Macalvie was trying to honk an old charabanc out of the fast lane, but it kept on rattling right along. Through its dirt-smeared rear window, Jury made out a group of people who looked to be in some sort of costume. Finally, the Ford pulled into the inside lane and Macalvie slowed down, hunching over to have a look. A wide, white banner on the side of the old bus announced the Twyford English Country Dancers. They seemed to be singing; they were certainly clapping in time to something, and sounded drunk as lords.

'I think maybe they got an elephant driving.'

The elephant smiled down at the Ford and raised his plastic cup.

'Oh, hell,' said Jury.

The blue light went back up on the hood. 'You want that horse's arse out here on the highway, Jury? No wonder old people are always getting clobbered on zebra crossings. It's probably your effing C.I.D. running them down.' He shouted at the charabanc and waved it to the next exit.

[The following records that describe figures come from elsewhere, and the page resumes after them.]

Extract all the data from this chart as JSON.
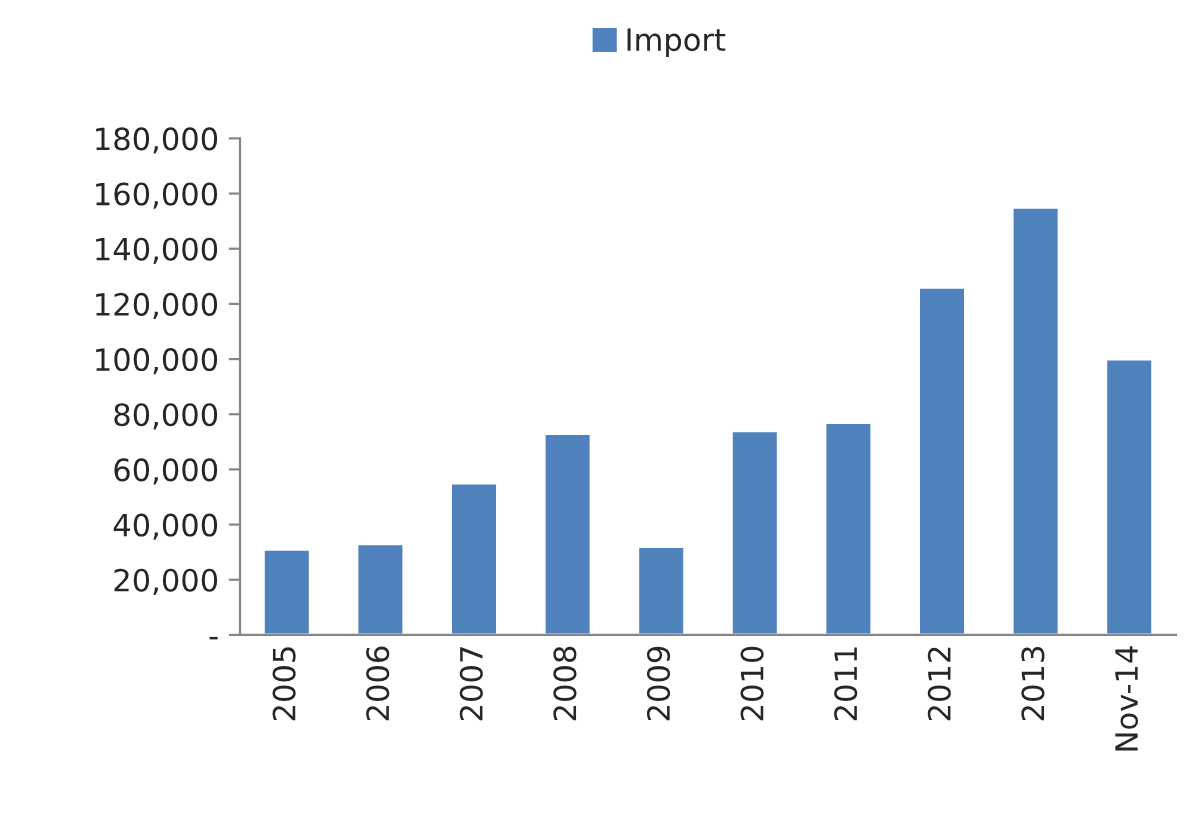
{
  "chart_data": {
    "type": "bar",
    "categories": [
      "2005",
      "2006",
      "2007",
      "2008",
      "2009",
      "2010",
      "2011",
      "2012",
      "2013",
      "Nov-14"
    ],
    "series": [
      {
        "name": "Import",
        "color": "#4f81bd",
        "values": [
          31000,
          33000,
          55000,
          73000,
          32000,
          74000,
          77000,
          126000,
          155000,
          100000
        ]
      }
    ],
    "ylim": [
      0,
      180000
    ],
    "yticks": [
      {
        "value": 0,
        "label": "-"
      },
      {
        "value": 20000,
        "label": "20,000"
      },
      {
        "value": 40000,
        "label": "40,000"
      },
      {
        "value": 60000,
        "label": "60,000"
      },
      {
        "value": 80000,
        "label": "80,000"
      },
      {
        "value": 100000,
        "label": "100,000"
      },
      {
        "value": 120000,
        "label": "120,000"
      },
      {
        "value": 140000,
        "label": "140,000"
      },
      {
        "value": 160000,
        "label": "160,000"
      },
      {
        "value": 180000,
        "label": "180,000"
      }
    ],
    "grid": false,
    "legend": "top"
  }
}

'You must admit, sir,' Wiggins said to Jury, as they careened to a halt in the car park, 'Mr. Macalvie's right. Can't have this sort of thing on the roads.'

The sergeant smiled up at a blue neon sign missing one of its letters: CAF.

To Jury none of the riders looked a day under eighty as they spilled out of the bus, still singing, still clapping, still boozing.